Baseline implementation: Both languages perform better on the small tree compared to the large tree. This can be explained by the smaller tree being able to fit in cache. Interestingly, the Rust implementation is twice as slow as Zig's (7.48 ns vs 3.63 ns) for the large tree. It's not obvious why this is the case. (Another interesting anecdote: On a M3 Pro then Spice using 1 thread is actually faster than the baseline implementation despite it definitely containing more instructions. This shows that it can be hard to reason about performance on the presence of caches, pipelining and branch predictions.)

Overhead: Looking at the case of 100 million nodes we see that Rayon adds roughly ~15-20 ns of overhead. Considering the overall amount of work is just ~7 ns this makes Rayon unsuitable for parallelizing this problem: Using 4 threads were only barely faster than the baseline implementation, but wasting 4x the resources. The minimum amount of work should rather be in the range of microseconds.

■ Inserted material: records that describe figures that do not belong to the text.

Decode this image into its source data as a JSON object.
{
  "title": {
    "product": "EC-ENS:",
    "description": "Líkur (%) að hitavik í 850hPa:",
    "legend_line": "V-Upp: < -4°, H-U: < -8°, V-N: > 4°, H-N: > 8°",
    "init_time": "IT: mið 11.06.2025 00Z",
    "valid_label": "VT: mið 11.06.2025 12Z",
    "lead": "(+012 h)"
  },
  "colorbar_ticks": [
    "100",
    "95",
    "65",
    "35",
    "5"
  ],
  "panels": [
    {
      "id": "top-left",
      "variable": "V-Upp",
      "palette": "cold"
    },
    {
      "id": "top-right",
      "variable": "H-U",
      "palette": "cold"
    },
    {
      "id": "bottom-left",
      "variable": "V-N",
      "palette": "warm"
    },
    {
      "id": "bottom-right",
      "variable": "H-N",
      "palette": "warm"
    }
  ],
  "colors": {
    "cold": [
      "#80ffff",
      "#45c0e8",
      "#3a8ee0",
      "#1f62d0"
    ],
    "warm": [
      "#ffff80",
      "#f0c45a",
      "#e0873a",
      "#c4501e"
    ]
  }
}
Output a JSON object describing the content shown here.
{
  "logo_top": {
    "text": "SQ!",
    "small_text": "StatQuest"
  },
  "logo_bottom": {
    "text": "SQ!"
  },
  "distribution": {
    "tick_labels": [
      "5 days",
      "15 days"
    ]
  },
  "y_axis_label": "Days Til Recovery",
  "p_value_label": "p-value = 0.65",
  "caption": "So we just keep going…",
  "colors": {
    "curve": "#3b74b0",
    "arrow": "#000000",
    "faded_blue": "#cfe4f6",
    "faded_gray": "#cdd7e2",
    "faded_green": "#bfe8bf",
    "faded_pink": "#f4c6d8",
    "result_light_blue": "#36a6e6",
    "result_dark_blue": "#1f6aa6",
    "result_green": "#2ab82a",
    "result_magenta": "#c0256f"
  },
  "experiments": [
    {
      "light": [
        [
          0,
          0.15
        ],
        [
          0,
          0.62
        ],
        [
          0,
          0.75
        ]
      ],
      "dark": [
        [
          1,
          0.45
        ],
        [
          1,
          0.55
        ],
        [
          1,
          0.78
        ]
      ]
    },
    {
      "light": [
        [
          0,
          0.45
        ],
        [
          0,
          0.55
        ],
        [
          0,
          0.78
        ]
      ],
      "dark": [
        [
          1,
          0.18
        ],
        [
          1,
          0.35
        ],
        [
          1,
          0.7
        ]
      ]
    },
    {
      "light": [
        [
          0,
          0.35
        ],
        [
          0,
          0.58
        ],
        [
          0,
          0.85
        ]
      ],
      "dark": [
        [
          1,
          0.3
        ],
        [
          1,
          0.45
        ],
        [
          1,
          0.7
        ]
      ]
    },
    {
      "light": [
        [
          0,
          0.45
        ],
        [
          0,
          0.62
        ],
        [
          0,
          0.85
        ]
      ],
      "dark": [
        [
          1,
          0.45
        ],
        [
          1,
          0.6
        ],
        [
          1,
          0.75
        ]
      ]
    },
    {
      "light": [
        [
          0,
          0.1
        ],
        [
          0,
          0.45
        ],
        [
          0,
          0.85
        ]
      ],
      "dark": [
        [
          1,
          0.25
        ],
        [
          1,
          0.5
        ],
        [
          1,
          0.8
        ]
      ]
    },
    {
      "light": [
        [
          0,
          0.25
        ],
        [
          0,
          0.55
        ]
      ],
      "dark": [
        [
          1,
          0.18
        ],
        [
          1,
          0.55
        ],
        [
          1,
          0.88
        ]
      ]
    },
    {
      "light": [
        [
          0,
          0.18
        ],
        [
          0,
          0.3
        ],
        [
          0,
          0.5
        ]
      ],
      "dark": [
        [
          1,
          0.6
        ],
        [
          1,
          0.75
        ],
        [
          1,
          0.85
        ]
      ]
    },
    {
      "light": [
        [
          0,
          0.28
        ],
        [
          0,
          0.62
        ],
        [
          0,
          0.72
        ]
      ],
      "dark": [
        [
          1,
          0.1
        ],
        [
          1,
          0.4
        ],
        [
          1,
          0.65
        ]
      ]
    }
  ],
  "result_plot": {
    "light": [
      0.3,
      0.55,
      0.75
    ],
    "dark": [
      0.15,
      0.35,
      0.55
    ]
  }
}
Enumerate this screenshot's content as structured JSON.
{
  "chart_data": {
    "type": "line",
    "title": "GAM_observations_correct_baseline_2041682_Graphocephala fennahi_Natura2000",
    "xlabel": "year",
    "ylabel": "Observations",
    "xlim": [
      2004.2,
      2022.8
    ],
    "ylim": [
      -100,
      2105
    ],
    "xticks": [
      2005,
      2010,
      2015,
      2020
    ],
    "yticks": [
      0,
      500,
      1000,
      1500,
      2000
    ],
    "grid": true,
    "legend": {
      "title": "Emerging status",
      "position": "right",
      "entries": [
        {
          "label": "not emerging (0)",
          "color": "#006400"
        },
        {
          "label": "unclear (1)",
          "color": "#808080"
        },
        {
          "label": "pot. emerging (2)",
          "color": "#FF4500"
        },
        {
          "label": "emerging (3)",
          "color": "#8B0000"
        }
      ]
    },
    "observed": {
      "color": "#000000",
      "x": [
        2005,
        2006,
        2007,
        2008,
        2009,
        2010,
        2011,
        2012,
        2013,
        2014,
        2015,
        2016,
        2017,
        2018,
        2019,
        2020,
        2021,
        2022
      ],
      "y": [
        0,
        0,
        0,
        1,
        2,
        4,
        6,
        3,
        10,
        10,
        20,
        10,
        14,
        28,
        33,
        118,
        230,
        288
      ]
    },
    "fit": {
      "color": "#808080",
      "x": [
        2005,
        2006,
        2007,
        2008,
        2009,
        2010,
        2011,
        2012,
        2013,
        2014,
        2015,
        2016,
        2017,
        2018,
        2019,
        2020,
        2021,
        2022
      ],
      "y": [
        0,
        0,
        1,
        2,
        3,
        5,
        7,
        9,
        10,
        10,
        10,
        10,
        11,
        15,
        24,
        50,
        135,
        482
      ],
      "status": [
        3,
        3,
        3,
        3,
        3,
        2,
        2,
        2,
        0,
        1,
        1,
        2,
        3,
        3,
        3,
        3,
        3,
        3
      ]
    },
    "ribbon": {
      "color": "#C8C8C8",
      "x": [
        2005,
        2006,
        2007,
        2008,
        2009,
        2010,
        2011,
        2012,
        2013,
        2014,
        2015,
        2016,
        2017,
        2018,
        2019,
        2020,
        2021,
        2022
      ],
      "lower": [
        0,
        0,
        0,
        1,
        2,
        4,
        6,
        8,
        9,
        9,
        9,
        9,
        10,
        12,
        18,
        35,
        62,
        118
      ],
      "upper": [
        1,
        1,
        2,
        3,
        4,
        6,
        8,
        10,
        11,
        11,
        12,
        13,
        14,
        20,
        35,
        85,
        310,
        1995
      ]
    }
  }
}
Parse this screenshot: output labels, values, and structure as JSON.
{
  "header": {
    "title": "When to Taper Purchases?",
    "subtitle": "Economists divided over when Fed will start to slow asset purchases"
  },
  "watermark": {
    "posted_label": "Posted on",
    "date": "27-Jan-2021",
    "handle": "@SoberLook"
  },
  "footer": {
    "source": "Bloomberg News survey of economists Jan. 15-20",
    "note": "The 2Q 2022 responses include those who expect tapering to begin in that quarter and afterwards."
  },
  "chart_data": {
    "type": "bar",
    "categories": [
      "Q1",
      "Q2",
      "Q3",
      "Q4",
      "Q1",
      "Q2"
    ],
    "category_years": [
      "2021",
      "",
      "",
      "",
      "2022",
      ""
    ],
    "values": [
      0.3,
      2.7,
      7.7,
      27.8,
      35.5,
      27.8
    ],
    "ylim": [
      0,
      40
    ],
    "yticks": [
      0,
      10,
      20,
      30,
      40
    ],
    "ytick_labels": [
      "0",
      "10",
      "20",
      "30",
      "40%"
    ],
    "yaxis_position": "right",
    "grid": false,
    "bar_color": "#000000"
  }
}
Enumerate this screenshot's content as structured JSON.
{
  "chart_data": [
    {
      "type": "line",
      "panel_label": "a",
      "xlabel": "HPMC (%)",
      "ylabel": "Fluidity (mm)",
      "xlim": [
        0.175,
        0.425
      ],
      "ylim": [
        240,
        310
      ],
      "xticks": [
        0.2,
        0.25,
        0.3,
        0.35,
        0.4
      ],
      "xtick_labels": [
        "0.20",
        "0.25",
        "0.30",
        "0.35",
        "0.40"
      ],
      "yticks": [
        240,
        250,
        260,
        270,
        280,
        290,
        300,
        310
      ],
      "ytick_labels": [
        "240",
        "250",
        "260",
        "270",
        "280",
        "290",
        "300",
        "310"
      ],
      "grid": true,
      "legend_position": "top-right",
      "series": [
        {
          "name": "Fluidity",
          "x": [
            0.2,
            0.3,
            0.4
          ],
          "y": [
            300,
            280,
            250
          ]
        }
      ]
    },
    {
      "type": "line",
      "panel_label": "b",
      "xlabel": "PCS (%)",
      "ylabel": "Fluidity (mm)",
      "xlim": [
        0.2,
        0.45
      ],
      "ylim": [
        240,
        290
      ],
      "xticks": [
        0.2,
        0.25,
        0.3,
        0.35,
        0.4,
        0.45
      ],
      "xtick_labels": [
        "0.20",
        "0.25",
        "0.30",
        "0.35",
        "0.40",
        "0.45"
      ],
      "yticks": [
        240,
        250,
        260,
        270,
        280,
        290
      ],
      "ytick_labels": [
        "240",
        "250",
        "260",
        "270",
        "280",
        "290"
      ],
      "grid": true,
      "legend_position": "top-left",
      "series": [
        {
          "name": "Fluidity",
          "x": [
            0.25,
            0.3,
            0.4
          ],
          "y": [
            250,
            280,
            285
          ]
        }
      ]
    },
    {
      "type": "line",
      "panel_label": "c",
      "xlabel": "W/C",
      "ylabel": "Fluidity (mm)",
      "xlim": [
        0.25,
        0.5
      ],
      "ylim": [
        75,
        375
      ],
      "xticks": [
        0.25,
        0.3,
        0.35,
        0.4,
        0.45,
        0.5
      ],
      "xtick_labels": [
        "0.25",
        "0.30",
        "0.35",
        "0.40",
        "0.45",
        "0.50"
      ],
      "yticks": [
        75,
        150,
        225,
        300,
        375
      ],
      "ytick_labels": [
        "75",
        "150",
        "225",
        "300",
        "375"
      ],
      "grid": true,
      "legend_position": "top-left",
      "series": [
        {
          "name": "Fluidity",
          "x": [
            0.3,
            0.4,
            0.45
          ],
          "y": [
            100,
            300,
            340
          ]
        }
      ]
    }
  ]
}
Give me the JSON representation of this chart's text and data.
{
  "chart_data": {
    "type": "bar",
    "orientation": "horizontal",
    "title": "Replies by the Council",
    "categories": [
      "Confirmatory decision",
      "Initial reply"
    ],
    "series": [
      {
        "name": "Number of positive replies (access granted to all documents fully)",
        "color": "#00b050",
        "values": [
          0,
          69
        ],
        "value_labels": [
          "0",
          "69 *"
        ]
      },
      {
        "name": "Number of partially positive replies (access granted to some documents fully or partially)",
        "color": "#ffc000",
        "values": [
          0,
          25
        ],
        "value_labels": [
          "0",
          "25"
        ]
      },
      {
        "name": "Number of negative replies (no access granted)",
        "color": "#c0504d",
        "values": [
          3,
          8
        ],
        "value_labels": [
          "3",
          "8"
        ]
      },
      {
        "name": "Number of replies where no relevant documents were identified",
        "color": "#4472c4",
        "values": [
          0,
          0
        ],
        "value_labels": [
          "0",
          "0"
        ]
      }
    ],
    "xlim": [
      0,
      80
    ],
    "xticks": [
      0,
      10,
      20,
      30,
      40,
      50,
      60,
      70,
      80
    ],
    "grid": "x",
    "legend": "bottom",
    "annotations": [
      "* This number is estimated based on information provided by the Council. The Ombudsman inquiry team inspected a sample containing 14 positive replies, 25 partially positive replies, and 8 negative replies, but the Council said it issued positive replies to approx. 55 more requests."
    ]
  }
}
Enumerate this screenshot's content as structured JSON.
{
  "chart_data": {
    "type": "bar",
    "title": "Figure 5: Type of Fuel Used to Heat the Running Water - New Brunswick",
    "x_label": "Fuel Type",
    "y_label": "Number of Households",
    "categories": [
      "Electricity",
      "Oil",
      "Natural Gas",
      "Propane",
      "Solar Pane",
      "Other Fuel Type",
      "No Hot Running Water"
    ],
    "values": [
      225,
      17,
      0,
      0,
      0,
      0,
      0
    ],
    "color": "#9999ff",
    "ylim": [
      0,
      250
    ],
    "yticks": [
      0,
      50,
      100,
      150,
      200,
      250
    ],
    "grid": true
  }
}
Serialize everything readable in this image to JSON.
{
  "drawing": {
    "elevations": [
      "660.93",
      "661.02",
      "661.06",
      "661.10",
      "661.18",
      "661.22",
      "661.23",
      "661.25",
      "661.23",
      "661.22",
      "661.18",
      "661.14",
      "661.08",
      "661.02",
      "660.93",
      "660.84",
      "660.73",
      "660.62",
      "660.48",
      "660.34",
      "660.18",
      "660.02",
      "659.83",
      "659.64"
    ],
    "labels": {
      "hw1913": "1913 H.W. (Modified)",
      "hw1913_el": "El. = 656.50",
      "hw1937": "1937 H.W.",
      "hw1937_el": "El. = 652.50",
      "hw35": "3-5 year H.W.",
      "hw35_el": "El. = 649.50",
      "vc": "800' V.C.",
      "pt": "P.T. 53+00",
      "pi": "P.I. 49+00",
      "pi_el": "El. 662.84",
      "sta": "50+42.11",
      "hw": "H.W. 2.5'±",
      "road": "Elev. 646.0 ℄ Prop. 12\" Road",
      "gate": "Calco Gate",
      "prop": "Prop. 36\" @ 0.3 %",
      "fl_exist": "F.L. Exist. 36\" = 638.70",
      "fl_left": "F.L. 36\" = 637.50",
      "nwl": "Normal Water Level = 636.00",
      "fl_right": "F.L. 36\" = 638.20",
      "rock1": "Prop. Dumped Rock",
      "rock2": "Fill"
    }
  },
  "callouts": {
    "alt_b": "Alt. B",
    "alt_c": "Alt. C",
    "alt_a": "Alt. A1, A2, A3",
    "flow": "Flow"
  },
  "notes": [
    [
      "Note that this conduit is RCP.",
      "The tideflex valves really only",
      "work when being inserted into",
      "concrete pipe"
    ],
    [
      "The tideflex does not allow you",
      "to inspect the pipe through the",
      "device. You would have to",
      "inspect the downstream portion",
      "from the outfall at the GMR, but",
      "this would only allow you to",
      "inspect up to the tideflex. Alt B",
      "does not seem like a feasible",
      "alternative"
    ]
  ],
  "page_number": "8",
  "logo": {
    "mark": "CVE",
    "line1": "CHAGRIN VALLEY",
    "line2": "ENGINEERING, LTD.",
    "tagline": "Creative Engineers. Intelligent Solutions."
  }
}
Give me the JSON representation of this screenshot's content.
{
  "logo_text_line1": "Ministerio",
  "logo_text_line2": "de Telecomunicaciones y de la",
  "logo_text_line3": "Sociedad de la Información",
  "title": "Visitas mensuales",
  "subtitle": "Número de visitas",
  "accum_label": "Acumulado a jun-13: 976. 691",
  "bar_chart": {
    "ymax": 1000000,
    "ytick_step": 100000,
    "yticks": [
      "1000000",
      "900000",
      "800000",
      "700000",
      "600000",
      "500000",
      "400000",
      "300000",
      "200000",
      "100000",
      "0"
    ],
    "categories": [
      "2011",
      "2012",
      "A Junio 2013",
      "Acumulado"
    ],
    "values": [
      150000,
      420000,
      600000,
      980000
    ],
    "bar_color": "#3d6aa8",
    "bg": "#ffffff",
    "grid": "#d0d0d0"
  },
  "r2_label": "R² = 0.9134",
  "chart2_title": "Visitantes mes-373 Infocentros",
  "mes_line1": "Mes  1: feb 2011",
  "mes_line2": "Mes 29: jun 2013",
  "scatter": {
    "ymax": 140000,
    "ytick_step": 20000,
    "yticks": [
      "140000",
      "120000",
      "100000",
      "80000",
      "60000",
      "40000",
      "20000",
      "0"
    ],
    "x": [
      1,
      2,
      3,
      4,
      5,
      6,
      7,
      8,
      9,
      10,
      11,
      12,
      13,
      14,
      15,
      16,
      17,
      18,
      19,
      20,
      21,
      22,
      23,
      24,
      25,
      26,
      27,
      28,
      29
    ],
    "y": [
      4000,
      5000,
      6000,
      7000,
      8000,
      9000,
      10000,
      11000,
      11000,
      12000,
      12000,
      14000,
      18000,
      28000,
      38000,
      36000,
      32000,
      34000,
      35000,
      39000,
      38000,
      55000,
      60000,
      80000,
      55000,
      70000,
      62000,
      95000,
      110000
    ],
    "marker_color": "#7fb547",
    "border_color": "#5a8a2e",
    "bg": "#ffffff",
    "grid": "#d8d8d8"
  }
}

Spice on the other hand has a sub-nanosecond overhead and is capable of reducing the latency of ~3.3x by using 4 cores.

Scalability: Rayon shows good scalability when the tree is large enough: Latency is reduced by ~14x by using 16 cores. In comparison, Spice only achieves ~11x speed-up in the same scenario. Considering the design of Spice this is most likely caused by poor scheduling and idle threads and not competing threads.

Contention: For the case where we have a small tree (1000 nodes) we see that Rayon struggles a lot. The initial overhead is similar (~19 ns), but there's no real performance gain by increasing the number of threads. There's some slight improvements going from 1 to 4 threads, but the overall latency becomes worse as it increased. At 32 threads it suddenly becomes ~60x slower than the baseline implementation. This behavior is consistent with competing threads (i.e. retries in a lock-free queue). Spice on the other hand shows consistent performance regardless of the number of threads. This is due to the fact that since the overall duration is so short none of the threads actually gets scheduled any work to do.

Future work

To explore this area further we recommend:

  • Explore the scheduling choices of Spice: Spice showed subpar scalability most likely related to its scheduling mechanism. Further exploration into the heartbeat mechanism could possibly unlock increased scalability.
  • Increase the smallest unit of work: Run a benchmark with highly CPU-bound and configurable work (i.e. SHA1 hashing repeated x times). Try with increasing the duration of the smallest unit of work and measure the overhead. This can validate whether our assumption that "the overhead is constant" is true or not.
  • Run a parallel-baseline version: For this particular problem there is a trivial fixed way of parallelizing it: For e.g. 4 threads take the 4 nodes that are grand-children of the root and evaluate their sum in each thread. Then in the main thread wait for the result and finally sum them together with rest. This should have the minimal amount of overhead in terms of thread-scalability and should give an upper bound of how well this problem scales.
  • Run benchmarks with performance counters at high scale: Performance counters should be able to tell whether threads are idle or competing as we scale.